A/N: This one-shot took a while...mostly because I took my sweet time writing it. It's a prequel to my longer story Unexpected Convergence, detailing a moment in the missing years of Fuu. Enjoy.

I wrote this fic mostly to Anna Nalick's song "Wreck of the Day". Slow, melodic, and with tragic lyrics, it deftly reflects the mood of Fuu in this story.


Courses Cunningly Contrived

It's a beautiful view, one that would in the years to come be capitalized upon, immortalized, and used as a ploy to bring tourists to Edo; but that's another time and place. For now, the visage of crashing seas on cliffs and the fertile forest atop them were a comfort to only the small girl who stood at their peak. She was almost always there, and many of the shipmen who caught sight of her from their ships would wonder if they really saw what they thought they had.

Over the weeks, as more glimpses occurred and no woman came forward as the mysterious wraith of the cliffs, a mystery, nay, a legend began to form. The townspeople, some of them having a better idea of who it was than others, played into what the sailors began to imagine, because it brought money to their town, and because a little mystique could only aid their own selfish ventures.

No one cared for the girl who stood on the edges of the cliffs, dawn to dusk; no one thought to care.

Even from hundreds of feet away, hazed by fog and light, her aloofness from the physical world was clear. While her body may have stood at the top of those precipices, her mind was far away. Her mind had taken refuge from emotional perils in the safety of memory and dreams.

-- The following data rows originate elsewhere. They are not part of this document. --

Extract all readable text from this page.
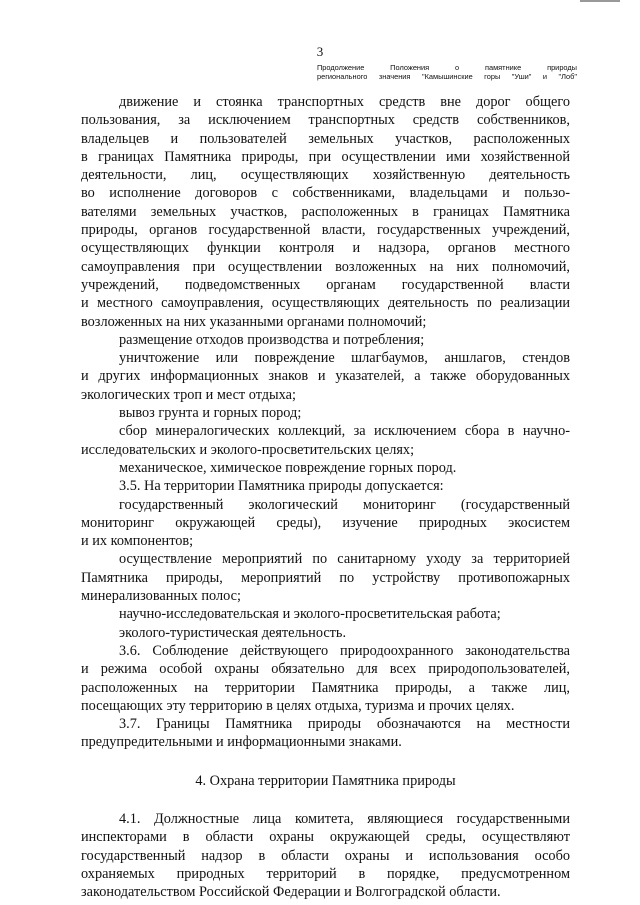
3
Продолжение Положения о памятнике природы
регионального значения "Камышинские горы "Уши" и "Лоб"
движение и стоянка транспортных средств вне дорог общего
пользования, за исключением транспортных средств собственников,
владельцев и пользователей земельных участков, расположенных
в границах Памятника природы, при осуществлении ими хозяйственной
деятельности, лиц, осуществляющих хозяйственную деятельность
во исполнение договоров с собственниками, владельцами и пользо-
вателями земельных участков, расположенных в границах Памятника
природы, органов государственной власти, государственных учреждений,
осуществляющих функции контроля и надзора, органов местного
самоуправления при осуществлении возложенных на них полномочий,
учреждений, подведомственных органам государственной власти
и местного самоуправления, осуществляющих деятельность по реализации
возложенных на них указанными органами полномочий;
размещение отходов производства и потребления;
уничтожение или повреждение шлагбаумов, аншлагов, стендов
и других информационных знаков и указателей, а также оборудованных
экологических троп и мест отдыха;
вывоз грунта и горных пород;
сбор минералогических коллекций, за исключением сбора в научно-
исследовательских и эколого-просветительских целях;
механическое, химическое повреждение горных пород.
3.5. На территории Памятника природы допускается:
государственный экологический мониторинг (государственный
мониторинг окружающей среды), изучение природных экосистем
и их компонентов;
осуществление мероприятий по санитарному уходу за территорией
Памятника природы, мероприятий по устройству противопожарных
минерализованных полос;
научно-исследовательская и эколого-просветительская работа;
эколого-туристическая деятельность.
3.6. Соблюдение действующего природоохранного законодательства
и режима особой охраны обязательно для всех природопользователей,
расположенных на территории Памятника природы, а также лиц,
посещающих эту территорию в целях отдыха, туризма и прочих целях.
3.7. Границы Памятника природы обозначаются на местности
предупредительными и информационными знаками.
4. Охрана территории Памятника природы
4.1. Должностные лица комитета, являющиеся государственными
инспекторами в области охраны окружающей среды, осуществляют
государственный надзор в области охраны и использования особо
охраняемых природных территорий в порядке, предусмотренном
законодательством Российской Федерации и Волгоградской области.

Then, one day, she woke up; rather, a Westerner too curious for his own good woke her up.

It started as many an epic tale, ones filled with romance and adventure, religion and politics, mystery and drama. It's a story founded in tragedy and personal growth, but that's a story you already know. The scene that took place in the waning light of a hundred sunsets, above the deep blue of a thousand seas, is the end of her story, not the beginning.

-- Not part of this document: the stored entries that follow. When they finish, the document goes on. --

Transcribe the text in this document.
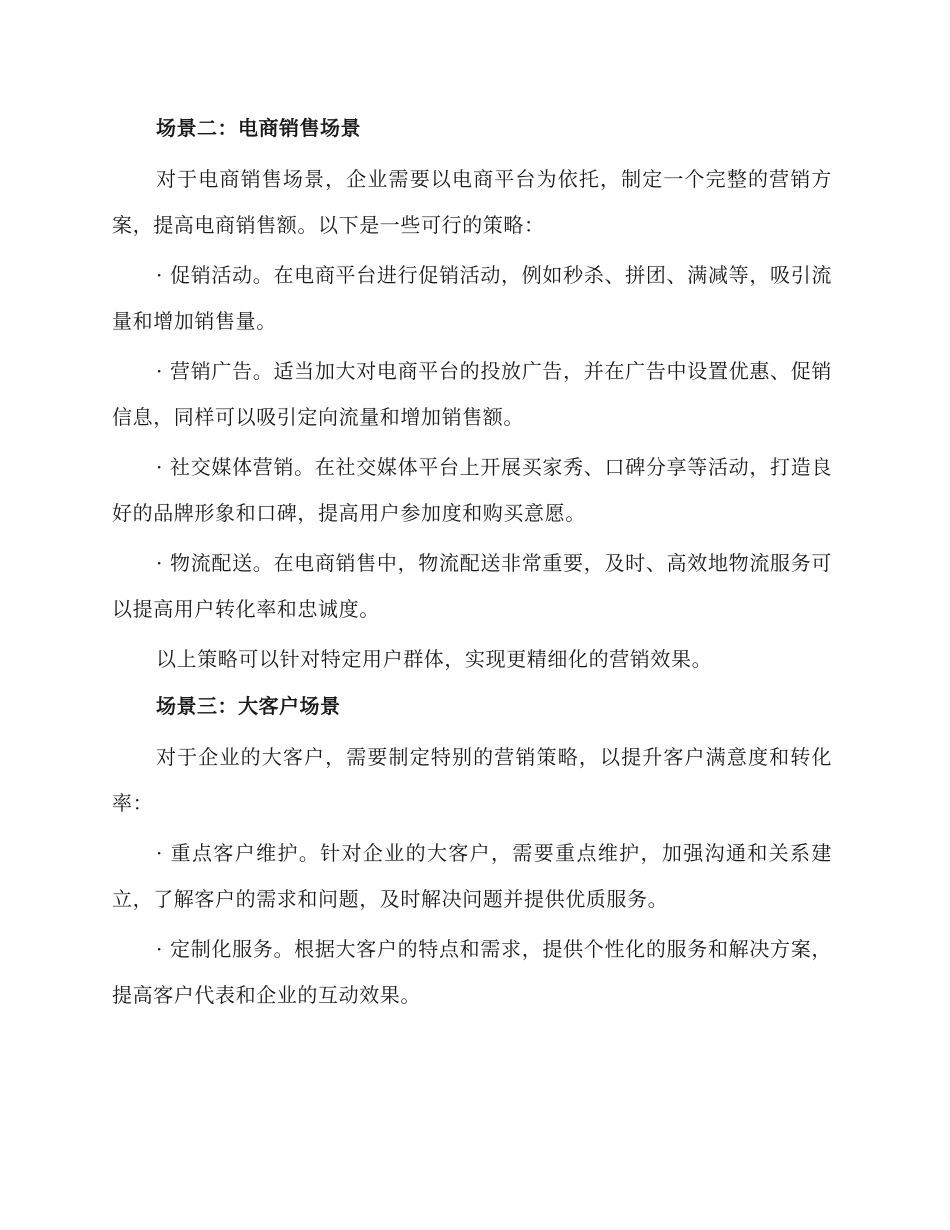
场景二：电商销售场景

对于电商销售场景，企业需要以电商平台为依托，制定一个完整的营销方案，提高电商销售额。以下是一些可行的策略：

· 促销活动。在电商平台进行促销活动，例如秒杀、拼团、满减等，吸引流量和增加销售量。

· 营销广告。适当加大对电商平台的投放广告，并在广告中设置优惠、促销信息，同样可以吸引定向流量和增加销售额。

· 社交媒体营销。在社交媒体平台上开展买家秀、口碑分享等活动，打造良好的品牌形象和口碑，提高用户参加度和购买意愿。

· 物流配送。在电商销售中，物流配送非常重要，及时、高效地物流服务可以提高用户转化率和忠诚度。

以上策略可以针对特定用户群体，实现更精细化的营销效果。

场景三：大客户场景

对于企业的大客户，需要制定特别的营销策略，以提升客户满意度和转化率：

· 重点客户维护。针对企业的大客户，需要重点维护，加强沟通和关系建立，了解客户的需求和问题，及时解决问题并提供优质服务。

· 定制化服务。根据大客户的特点和需求，提供个性化的服务和解决方案，提高客户代表和企业的互动效果。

He first saw her from the top of the ship that carried him to Japan. Sent by his people to search out allies in the strange foreign land, he had no idea that he was far too late to be of any good. Weeks of anticipation had the man antsy to get out and stretch his legs, and the final sighting of the island which he'd been seeking had him rushing for the guard-rail to hungrily study it's fast approaching shores.

The sweeping forest rose steadily into a large hill, sleet-faced on one side, but gently sloping down into the town on the other. The boat was approaching the wrong side of the island for easy docking and had begun to swing around to the town-side when he saw it.

It. Her.

She stood at the top of the sea cliff, the boat too close for easy studying. What he did see made him grasp his rosary tightly. The girl, surely just a girl, stood barely feet from the ragged lines of the sheer drop, her kimono flashing as the wind ripped and twined it around her thin frame. She wore her hair down, and it too danced in the vicious winds only seen near the sea. The angle was all wrong for him to really see her, but the energy that came from her was pure and unadulterated pain. The faith that pulsed inside him demanded he give aid to her, no doubt in his mind that she was the real reason God had sent him here.

Religion is this man's game, and life. He finds that it gives meaning to even his smallest decisions, and he doesn't find that as restricting as it might sound. Little does he know that the small being he has decided to seek out will find his faith a tiring and loathsome thing.

The town knows not of who he seeks, and they play dumb while they ply his coffer with tales of phantoms and ghosts.

Some say she's the wife of a pirate, forever waiting for her love to return from the fateful final sail.

Others say she's the spirit of an ancestor long forgotten, no longer satisfied with being amongst the many worshiped by most of the inhabitants of the island.

Even more still say she's not a spirit at all, but the mistress of the shogun secretly squired away in a high hill house...and that one is farther off from the truth than any.

There is one person, an old healer who lives in a small house near the dock, who knows the truth. Silent and mournful, he speaks softly when he tells the doctor the story of the girl. Most of the townsfolk ignore this man, more for his association with certain troublemaking samurais than for the information he knows. No one wants trouble, but they do like the money that it tends to bring.

"She came here months ago, looking for someone. She was alone at first, but others came. They also left. She stayed."

The man from the boat, who now seeks the wisp of a girl he'd seen only once, looks at the shriveled man imploringly. "And?"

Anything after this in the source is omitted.